Effects of climate and vegetation on soil nutrients and chemistry in the Great Basin studied along a latitudinal-elevational climate gradient

Abstract

Climate (precipitation and temperature) and vegetation cover strongly influence surface soil chemical and nutrient properties. The objectives of our study were to quantify the responsiveness of soil chemical properties to climate gradients and how the presence of plant canopies modulates this responsiveness in the arid ecosystems of the Great Basin of Nevada, U.S.A. We measured chemical properties of surface soils sampled from between- and under-canopy microsites along a latitudinal-elevational climate gradient with similar underlying geology to quantify responses to climate alone (between-canopy) and to climate and vegetation combined (under-canopy).
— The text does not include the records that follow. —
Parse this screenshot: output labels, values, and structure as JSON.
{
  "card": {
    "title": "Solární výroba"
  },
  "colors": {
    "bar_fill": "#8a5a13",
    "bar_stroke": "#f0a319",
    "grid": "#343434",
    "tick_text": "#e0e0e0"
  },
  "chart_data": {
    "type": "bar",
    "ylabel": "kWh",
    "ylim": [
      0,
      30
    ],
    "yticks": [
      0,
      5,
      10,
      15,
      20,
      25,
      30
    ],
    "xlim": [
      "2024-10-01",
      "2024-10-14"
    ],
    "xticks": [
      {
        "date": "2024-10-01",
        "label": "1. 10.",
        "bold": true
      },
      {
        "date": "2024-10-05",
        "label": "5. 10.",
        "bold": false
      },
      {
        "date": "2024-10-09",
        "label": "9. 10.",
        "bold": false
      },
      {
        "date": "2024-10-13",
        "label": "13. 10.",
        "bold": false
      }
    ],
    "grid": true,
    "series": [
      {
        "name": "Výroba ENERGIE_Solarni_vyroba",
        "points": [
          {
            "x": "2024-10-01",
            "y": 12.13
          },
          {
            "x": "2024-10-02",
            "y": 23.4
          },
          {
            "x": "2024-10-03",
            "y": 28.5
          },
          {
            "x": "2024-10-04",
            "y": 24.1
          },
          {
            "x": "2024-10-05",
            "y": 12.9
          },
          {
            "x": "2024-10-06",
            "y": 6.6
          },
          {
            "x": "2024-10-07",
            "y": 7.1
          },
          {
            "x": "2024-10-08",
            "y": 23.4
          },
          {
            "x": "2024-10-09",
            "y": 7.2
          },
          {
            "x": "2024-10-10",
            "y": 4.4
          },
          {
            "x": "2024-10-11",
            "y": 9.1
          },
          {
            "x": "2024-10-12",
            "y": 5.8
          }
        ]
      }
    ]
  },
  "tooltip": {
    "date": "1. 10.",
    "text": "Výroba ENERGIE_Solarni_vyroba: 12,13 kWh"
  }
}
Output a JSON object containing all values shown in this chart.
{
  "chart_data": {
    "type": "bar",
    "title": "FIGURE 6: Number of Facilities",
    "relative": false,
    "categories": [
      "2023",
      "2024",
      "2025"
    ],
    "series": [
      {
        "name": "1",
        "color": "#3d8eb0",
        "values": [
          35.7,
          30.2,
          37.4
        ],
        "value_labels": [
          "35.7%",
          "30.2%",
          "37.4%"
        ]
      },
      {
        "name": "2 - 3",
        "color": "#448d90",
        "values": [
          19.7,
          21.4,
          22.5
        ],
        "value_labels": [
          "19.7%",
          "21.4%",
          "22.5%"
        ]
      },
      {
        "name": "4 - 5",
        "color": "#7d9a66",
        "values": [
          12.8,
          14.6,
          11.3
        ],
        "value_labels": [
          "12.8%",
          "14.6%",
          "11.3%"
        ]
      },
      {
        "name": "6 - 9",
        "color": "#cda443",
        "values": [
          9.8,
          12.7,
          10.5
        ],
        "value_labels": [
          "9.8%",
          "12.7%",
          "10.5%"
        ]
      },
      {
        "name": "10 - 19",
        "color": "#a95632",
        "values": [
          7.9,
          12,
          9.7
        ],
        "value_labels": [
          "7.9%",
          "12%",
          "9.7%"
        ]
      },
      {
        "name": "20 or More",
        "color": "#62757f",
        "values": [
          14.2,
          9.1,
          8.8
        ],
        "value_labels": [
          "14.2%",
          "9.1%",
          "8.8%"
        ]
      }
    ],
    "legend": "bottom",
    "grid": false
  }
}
Only half of the ten soil chemical properties measured (pH, NH4-N, P, Mg2+, and K+) responded significantly to the large climate gradients without the influence of canopy cover. The presence of plant canopies significantly amplified both the climate responses and caused significant responses in additional soil chemical properties to climate gradients, especially for nitrate-N, calcium, total organic C, and total N. Our results suggest that vegetation canopy is a driving factor in defining how soil chemical properties of Great Basin ecosystems respond to climate and anthropogenic climate change.